Peter Heller is a longtime contributor to NPR, a contributing editor at Outside Magazine and Men's Journal, and a frequent contributor to Businessweek. He is an award winning adventure writer and the author of four books of literary nonfiction. He lives in Denver. Heller was born and raised in New York. He attended high school in Vermont and Dartmouth College in New Hampshire where he became an outdoorsman and whitewater kayaker. He traveled the world as an expedition kayaker, writing about challenging descents in the Pamirs, the Tien Shan mountains, the Caucuses, Central America and Peru.At the Iowa Writers' Workshop, where he received an MFA in fiction and poetry, he won a Michener fellowship for his epic poem "The Psalms of Malvine." He has worked as a dishwasher, construction worker, logger, offshore fisherman, kayak instructor, river guide, and world class pizza deliverer. Some of these stories can be found in Set Free in China, Sojourns on the Edge. In the winter of 2002 he joined, on the ground team, the most ambitious whitewater expedition in history as it made its way through the treacherous Tsangpo Gorge in Eastern Tibet. He chronicled what has been called The Last Great Adventure Prize for Outside, and in his book Hell or High Water: Surviving Tibet's Tsangpo River.

The gorge -- three times deeper than the Grand Canyon -- is sacred to Buddhists, and is the inspiration for James Hilton's Shangri La. It is so deep there are tigers and leopards in the bottom and raging 25,000 foot peaks at the top, and so remote and difficult to traverse that a mythical waterfall, sought by explorers since Victorian times, was documented for the first time in 1998 by a team from National Geographic.

The book won a starred review from Publisher's Weekly, was number three on Entertainment Weekly's "Must List" of all pop culture, and a Denver Post review ranked it "up there with any adventure writing ever written."

In December, 2005, on assignment for National Geographic Adventure, he joined the crew of an eco-pirate ship belonging to the radical environmental group the Sea Shepherd Conservation Society as it sailed to Antarctica to hunt down and disrupt the Japanese whaling fleet.
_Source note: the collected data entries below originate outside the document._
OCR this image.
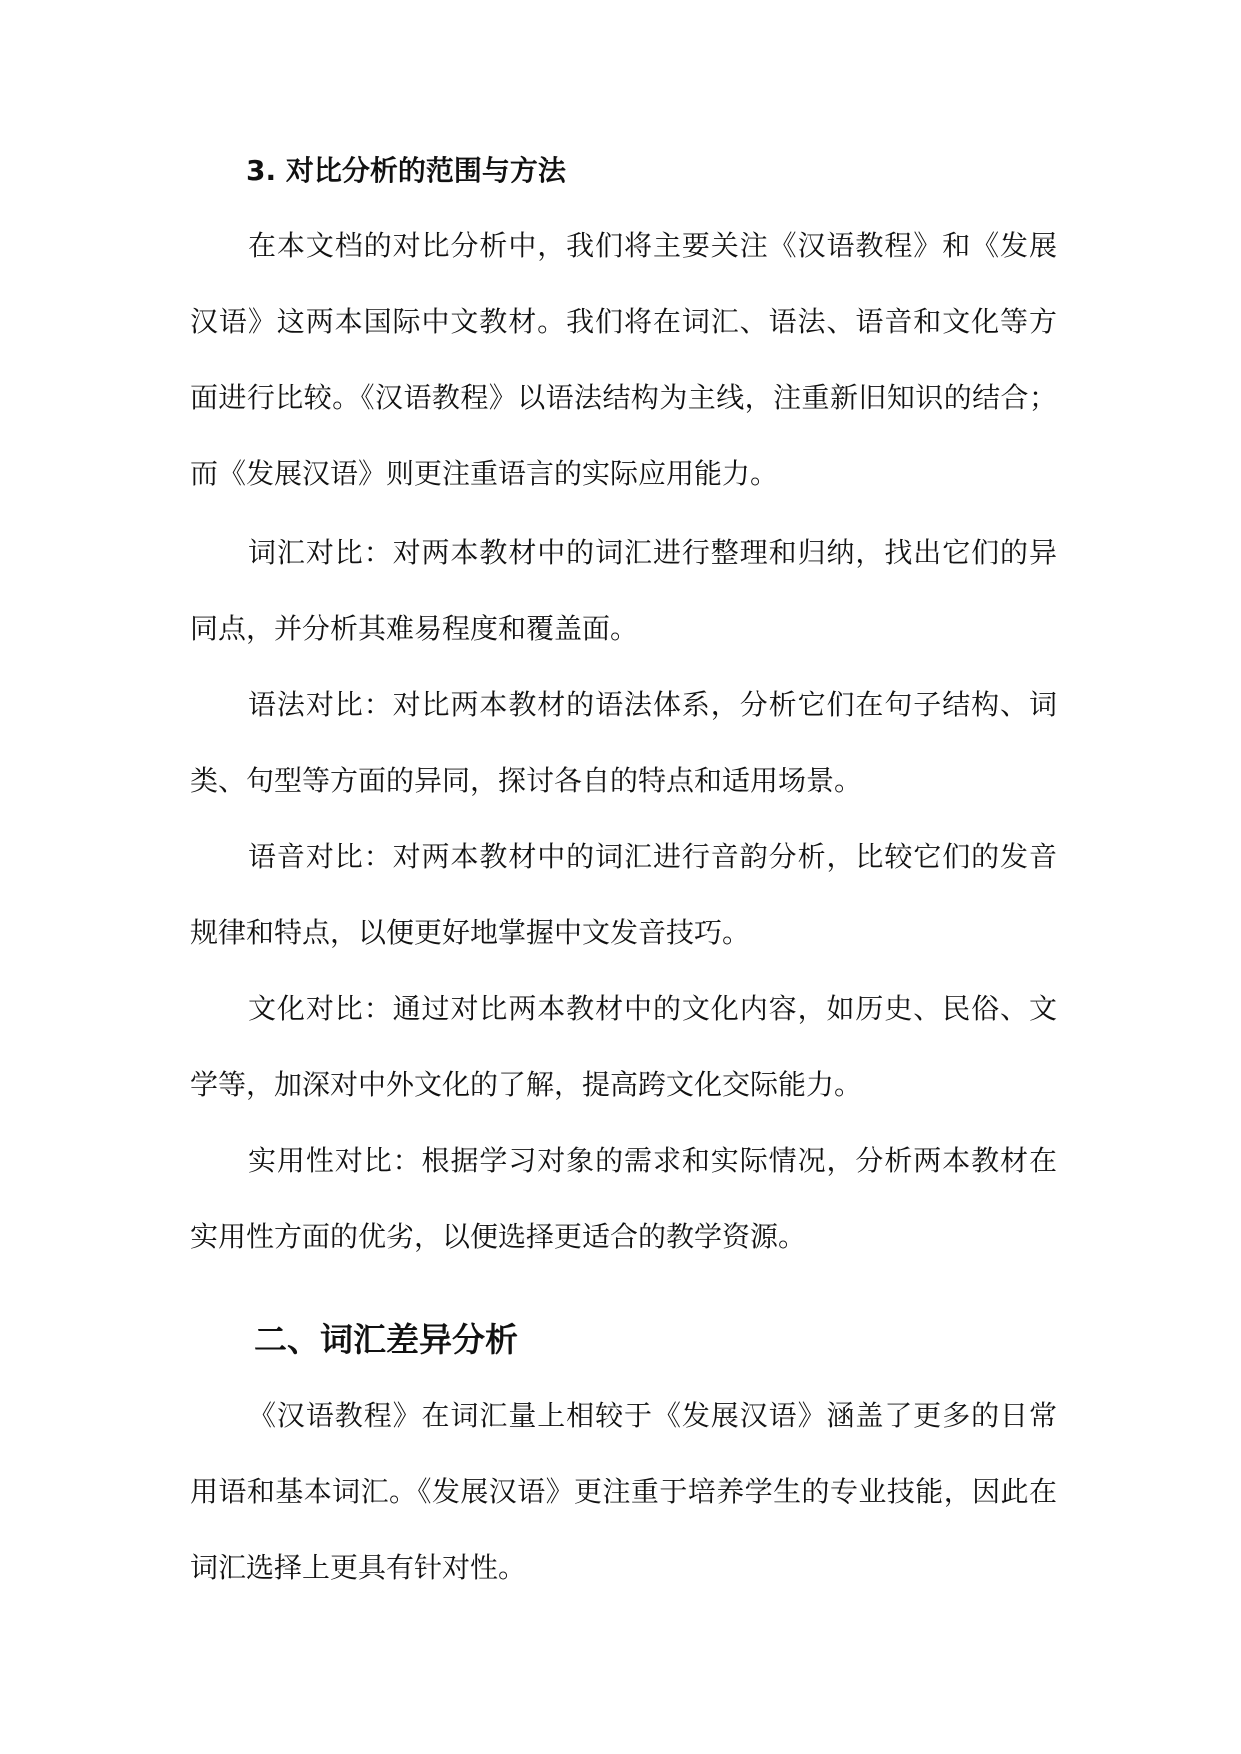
3. 对比分析的范围与方法

在本文档的对比分析中，我们将主要关注《汉语教程》和《发展汉语》这两本国际中文教材。我们将在词汇、语法、语音和文化等方面进行比较。《汉语教程》以语法结构为主线，注重新旧知识的结合；而《发展汉语》则更注重语言的实际应用能力。

词汇对比：对两本教材中的词汇进行整理和归纳，找出它们的异同点，并分析其难易程度和覆盖面。

语法对比：对比两本教材的语法体系，分析它们在句子结构、词类、句型等方面的异同，探讨各自的特点和适用场景。

语音对比：对两本教材中的词汇进行音韵分析，比较它们的发音规律和特点，以便更好地掌握中文发音技巧。

文化对比：通过对比两本教材中的文化内容，如历史、民俗、文学等，加深对中外文化的了解，提高跨文化交际能力。

实用性对比：根据学习对象的需求和实际情况，分析两本教材在实用性方面的优劣，以便选择更适合的教学资源。

二、词汇差异分析

《汉语教程》在词汇量上相较于《发展汉语》涵盖了更多的日常用语和基本词汇。《发展汉语》更注重于培养学生的专业技能，因此在词汇选择上更具有针对性。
The ship is all black, sails under a jolly Roger, and two days south of Tasmania the engineers came on deck and welded a big blade called the Can Opener to the bow--a weapon designed to gut the hulls of ships. In The Whale Warriors: The Battle at the Bottom of the World to Save the Planet's Largest Mammals, Heller recounts fierce gales, forty foot seas, rammings, near-sinkings, and a committed crew's clear-eyed willingness to die to save a whale. The book was published by Simon and Schuster's Free Press in September, 2007.

In the fall of 2007 Heller was invited by the team who made the acclaimed film The Cove to accompany them in a clandestine filming mission into the guarded dolphin-killing cove in Taiji, Japan. Heller paddled into the inlet with four other surfers while a pod of pilot whales was being slaughtered. He was outfitted with a helmet cam, and the terrible footage can be seen in the movie. The Cove went on to win an Academy Award. Heller wrote about the experience for Men's Journal.

Heller's most recent memoir, about surfing from California down the coast of Mexico, Kook: What Surfing Taught Me about Love, Life, and Catching the Perfect Wave, was published by The Free Press in 2010. Can a man drop everything in the middle of his life, pick up a surfboard and, apprenticing himself to local masters, learn to ride a big, fast wave in six months? Can he learn to finally love and commit to someone else? Can he care for the oceans, which are in crisis? The answers are in. The book won a starred review from Publisher's Weekly, which called it a "powerful memoir...about love: of a woman, of living, of the sea." It also won the National Outdoor Book Award for Literature.

Heller's debut novel, The Dog Stars, is being published by Knopf in August, 2012. It will also be published by Headline Review in Great Britain and Australia, and Actes Sud in France.